Coarse-grained checkpointing is simpler and usually matches how users think about models.

In deep learning systems, checkpointing is often applied at the layer or block level.

Schedules

A checkpoint schedule decides which values to store and which regions to recompute.

For a simple chain, uniform spacing may work well. For irregular computation graphs, the optimal schedule depends on graph shape and operation cost.

A schedule should consider:

long-lived values;
branch fan-out;
expensive operations;
tensor sizes;
available device memory.

Poor schedules can save small tensors while recomputing expensive kernels. Good schedules save high-value boundary states and rematerialize cheap interiors.

Interaction With Control Flow

Dynamic control flow complicates memory-time tradeoffs.

If the forward pass follows an input-dependent branch, the backward pass must follow the same executed branch.

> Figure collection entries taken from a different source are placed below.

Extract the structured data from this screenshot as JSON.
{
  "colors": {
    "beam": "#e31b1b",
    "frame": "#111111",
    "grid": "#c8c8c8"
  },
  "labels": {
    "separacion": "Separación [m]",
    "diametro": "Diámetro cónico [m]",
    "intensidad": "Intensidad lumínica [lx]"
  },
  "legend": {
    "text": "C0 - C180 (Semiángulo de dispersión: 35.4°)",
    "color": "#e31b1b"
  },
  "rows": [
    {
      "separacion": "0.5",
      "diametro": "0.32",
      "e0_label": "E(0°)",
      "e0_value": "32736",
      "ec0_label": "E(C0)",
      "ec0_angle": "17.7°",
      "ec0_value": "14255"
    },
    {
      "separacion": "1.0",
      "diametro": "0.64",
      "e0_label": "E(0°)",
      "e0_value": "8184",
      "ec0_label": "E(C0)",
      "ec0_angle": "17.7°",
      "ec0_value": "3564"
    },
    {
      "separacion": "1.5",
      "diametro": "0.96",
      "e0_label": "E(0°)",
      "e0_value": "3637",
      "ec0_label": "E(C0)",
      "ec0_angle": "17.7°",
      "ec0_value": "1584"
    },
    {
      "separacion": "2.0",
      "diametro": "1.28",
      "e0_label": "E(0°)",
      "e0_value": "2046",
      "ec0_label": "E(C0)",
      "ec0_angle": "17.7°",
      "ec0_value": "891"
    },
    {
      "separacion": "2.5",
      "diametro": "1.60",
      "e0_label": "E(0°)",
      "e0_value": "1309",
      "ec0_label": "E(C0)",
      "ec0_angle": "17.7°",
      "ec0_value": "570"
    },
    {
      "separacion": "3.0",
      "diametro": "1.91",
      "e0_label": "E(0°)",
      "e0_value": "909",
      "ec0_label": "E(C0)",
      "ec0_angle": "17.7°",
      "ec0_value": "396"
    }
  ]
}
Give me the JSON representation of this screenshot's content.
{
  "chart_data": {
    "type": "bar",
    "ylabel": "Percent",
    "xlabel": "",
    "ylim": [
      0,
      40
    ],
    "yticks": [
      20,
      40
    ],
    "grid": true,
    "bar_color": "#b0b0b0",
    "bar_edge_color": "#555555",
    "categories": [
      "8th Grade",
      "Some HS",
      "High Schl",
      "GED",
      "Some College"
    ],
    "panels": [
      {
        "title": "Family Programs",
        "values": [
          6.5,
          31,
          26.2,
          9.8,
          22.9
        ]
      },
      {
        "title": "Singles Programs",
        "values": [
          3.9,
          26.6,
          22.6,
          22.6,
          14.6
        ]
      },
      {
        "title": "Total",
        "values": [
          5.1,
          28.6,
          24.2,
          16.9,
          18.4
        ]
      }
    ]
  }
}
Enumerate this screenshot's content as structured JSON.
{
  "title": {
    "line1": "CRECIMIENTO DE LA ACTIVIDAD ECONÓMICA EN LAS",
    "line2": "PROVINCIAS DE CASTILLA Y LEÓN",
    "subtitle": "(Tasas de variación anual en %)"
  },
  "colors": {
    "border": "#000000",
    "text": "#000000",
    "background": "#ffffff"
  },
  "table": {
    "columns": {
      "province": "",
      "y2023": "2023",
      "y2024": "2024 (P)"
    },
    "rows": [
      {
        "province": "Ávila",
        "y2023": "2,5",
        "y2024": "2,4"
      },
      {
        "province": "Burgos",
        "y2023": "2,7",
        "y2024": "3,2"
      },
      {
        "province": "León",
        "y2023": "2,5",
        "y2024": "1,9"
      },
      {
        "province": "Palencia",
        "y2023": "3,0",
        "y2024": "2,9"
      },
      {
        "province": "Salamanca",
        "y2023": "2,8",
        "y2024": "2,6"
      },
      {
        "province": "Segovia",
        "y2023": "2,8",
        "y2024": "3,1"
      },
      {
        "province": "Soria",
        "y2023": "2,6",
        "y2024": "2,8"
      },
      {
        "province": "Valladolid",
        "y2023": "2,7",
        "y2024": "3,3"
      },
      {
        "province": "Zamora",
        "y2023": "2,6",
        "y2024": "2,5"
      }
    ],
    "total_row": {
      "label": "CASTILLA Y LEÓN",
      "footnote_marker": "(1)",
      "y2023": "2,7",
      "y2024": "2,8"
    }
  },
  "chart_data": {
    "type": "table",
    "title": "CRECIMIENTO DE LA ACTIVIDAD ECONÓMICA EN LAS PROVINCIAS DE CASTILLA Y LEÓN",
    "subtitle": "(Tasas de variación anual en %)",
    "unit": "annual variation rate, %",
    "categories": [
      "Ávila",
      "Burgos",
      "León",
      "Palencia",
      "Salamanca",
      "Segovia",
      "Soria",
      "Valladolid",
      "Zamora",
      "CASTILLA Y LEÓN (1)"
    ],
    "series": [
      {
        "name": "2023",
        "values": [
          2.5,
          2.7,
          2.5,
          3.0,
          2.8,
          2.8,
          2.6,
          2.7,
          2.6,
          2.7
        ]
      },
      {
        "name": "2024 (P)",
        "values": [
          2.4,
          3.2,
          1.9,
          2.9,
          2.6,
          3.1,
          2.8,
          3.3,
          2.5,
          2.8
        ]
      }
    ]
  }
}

The system must record enough control-flow information to replay or reverse the computation correctly.

For loops, the system may need per-iteration checkpoints.

Example:

for i in 1..T:
    h = step(h, x[i])

Full storage saves every $h_i$ .

Checkpointing saves selected $h_i$ values and recomputes loop segments during backward execution.

Long recurrent computations and neural ODE solvers often require careful checkpointing because $T$ can be large.

Interaction With Mutation

Mutation makes recomputation harder.

If a value is overwritten during the forward pass, the backward pass may need the old value.

Example:

x = f(x)
x = g(x)

The reverse rule for $g$ may need the input to $g$ , while the reverse rule for $f$ may need the input to $f$ .

A correct system must preserve or reconstruct each version.

This is why many AD systems use immutable intermediate values or compiler forms such as SSA. Each assignment creates a distinct version, so the reverse pass can refer to the correct value.

Numerical Effects of Recomputation

Recomputation may not produce bit-identical values.

Sources of differences include:

nondeterministic parallel reductions;
random number generation;
floating-point associativity;
stateful kernels;
mixed precision.

For stable training, recomputed values must be consistent enough for the backward pass.

Random operations require special handling. The system may store random seeds or masks rather than full outputs. Dropout is a common example.

Practical Policy

A practical reverse-mode engine usually follows a mixed policy:

Value Type	Common Policy
small scalar metadata	store
large cheap activations	recompute
expensive factorization results	store
random masks	store seed or mask
control-flow decisions	store
tensor shapes and strides	store
outputs of non-deterministic kernels	store

The right policy is workload-dependent.

Conceptual Summary

Reverse mode gains time efficiency by traversing a recorded computation backward. That efficiency requires access to forward information.

Memory-time tradeoffs determine how that information is made available.

The three basic choices are:

store values from the forward pass;
recompute values during the backward pass;
checkpoint selected states and recompute locally.

Production AD systems combine these strategies. The goal is to minimize memory pressure without making the backward pass too expensive or numerically inconsistent.